Comparably, the wheat harvest in Western Canada is about 2 months away from getting started but most of the industry is just looking for some moisture to help get the crop going! Through last week, most of the Canadian Prairies have received less than 60% of their average precipitation from the beginning of April. As the map below indicates, a significant area of the region has received less than 45% of the average moisture for this time of year. Quite the opposite of the American Heartland!

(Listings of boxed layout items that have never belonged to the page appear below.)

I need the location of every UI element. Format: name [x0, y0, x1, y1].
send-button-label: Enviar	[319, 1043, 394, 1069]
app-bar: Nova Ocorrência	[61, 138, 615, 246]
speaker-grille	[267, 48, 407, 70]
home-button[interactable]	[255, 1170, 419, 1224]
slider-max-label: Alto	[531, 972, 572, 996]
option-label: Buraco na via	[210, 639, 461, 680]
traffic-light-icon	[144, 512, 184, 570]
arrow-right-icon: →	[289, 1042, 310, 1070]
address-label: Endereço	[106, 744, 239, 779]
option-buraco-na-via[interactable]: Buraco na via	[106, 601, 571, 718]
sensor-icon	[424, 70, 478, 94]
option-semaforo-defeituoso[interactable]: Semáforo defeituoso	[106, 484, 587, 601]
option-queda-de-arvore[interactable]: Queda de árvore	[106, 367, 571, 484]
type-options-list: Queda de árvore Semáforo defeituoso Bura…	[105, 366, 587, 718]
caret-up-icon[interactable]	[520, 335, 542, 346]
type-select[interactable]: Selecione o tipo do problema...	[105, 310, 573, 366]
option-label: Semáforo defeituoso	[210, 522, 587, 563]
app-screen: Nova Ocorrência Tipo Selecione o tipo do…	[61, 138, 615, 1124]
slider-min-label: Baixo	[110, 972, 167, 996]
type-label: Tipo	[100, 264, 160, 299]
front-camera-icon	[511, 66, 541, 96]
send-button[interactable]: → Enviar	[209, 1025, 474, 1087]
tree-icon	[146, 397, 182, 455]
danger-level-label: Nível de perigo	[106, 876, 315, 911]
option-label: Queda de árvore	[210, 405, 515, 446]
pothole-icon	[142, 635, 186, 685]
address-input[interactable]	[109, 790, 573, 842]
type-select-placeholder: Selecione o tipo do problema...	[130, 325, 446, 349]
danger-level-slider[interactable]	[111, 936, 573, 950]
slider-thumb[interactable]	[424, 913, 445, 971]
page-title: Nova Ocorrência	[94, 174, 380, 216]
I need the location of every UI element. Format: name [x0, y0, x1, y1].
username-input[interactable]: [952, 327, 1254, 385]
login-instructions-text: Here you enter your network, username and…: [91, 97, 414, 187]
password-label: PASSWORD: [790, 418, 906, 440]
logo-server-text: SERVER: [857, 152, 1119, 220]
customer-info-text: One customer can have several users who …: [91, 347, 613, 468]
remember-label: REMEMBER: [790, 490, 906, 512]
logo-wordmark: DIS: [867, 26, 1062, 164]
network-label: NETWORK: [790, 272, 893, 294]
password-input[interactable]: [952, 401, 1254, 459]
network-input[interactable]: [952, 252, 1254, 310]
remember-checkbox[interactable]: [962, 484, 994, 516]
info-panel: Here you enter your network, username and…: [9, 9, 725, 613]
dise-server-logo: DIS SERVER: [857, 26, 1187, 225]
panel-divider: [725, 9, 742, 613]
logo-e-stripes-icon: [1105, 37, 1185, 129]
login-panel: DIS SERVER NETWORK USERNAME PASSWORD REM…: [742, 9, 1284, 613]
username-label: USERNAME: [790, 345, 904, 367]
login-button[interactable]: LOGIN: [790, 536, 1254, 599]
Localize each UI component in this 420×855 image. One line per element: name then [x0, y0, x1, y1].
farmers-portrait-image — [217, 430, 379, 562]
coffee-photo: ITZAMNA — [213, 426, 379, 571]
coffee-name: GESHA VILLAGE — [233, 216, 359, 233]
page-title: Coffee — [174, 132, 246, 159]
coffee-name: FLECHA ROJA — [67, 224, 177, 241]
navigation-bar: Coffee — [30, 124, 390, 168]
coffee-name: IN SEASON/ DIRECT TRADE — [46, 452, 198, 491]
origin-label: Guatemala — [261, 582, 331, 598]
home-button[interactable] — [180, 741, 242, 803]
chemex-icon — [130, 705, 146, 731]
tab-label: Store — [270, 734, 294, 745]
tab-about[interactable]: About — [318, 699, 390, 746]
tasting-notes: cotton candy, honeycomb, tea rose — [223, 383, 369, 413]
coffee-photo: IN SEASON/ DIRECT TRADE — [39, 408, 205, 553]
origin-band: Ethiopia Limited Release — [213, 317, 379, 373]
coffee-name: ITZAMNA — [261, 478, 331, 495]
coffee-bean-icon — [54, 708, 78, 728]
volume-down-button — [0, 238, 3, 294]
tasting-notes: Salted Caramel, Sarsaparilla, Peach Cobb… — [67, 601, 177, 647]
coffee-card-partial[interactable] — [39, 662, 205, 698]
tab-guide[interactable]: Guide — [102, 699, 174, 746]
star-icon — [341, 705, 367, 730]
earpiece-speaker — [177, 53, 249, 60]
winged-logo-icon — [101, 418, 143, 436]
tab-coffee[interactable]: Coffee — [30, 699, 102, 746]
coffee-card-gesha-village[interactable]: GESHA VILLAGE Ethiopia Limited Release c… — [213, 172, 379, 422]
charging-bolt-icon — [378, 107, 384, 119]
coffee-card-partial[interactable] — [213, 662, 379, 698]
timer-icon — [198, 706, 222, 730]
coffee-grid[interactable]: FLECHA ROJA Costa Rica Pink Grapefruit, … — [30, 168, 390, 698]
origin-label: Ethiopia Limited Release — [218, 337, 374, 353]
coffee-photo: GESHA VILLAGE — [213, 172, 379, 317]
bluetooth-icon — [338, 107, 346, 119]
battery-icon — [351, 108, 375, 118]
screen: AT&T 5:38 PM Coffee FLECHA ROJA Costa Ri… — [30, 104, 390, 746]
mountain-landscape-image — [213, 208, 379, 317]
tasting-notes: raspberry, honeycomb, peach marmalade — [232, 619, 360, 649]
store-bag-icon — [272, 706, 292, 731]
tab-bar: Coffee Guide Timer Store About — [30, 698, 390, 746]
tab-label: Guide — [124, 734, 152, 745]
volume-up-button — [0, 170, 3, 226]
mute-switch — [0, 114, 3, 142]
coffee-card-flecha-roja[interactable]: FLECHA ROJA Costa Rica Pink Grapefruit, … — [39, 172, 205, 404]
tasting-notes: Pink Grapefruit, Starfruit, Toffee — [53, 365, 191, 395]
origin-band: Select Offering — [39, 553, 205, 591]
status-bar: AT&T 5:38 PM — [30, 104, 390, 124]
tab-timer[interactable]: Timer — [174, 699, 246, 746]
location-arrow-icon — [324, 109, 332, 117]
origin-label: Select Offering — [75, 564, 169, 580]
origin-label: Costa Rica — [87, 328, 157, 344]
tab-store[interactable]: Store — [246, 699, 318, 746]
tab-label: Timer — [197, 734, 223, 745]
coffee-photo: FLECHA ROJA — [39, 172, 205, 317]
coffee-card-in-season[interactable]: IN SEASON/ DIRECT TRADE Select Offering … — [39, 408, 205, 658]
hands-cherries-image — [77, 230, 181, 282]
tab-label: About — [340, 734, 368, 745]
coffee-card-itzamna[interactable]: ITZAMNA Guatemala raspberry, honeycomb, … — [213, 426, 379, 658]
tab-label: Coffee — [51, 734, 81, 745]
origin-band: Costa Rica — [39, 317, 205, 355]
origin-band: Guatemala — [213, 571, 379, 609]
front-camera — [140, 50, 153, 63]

With the Plant 2019 seeding campaign in Western Canada well past the halfway point for wheat, the focus of the market is starting to shift to what the possibility of this year’s crop might look like. Recently, Agriculture Canada updated its supply and demand forecasts, highlighted by some higher expectations for both production and exports. Starting in the durum market, AgCanada also raised exports for both 2018/19 and 2019/20 by 100,000 MT and 50,000 MT respectively. This would thus push 2018/19 and 2019/19 ending stocks down by 100,000 MT each to now sit at 1.9 MMT and 1.5 MMT respectively.
In non-durum wheat, 2018/19 were lowered by 100,000 to 3.9 MMT, but this was just a reflection of exports being raised by an equal amount to now be estimated at 18.8 MMT (a figure I think will be easily reached). The downside though is that the AAFC raised 2019/20 production estimates by 700,000 MT. While 2019/20 exports were raised by 500,000 MT to now sit at 19 MMT, this means 2019/10 carryout gets bumped higher by 200,000 MT to now sit at 5.6 MMT (a 44% jump year-over-year!)
Overall, wheat prices are starting to get into a bit of a weather market. The forecasts from the likes of the USDA and Agriculture Canada are based on average weather; it begs the question though: is there such a thing? Considering the wetness in the southern Plains and the dryness in the Canadian Prairies and parts of the Northern Plains, weather premiums are certainly being built into the market. What we do know is that, weather markets, spring wheat prices tend to top out around the middle of June, albeit keep 2017 in mind when that first week of July saw the best prices in a decade! This isn’t to say to wait until these dates on the calendar to make a sale, but to sell into strength with them in mind.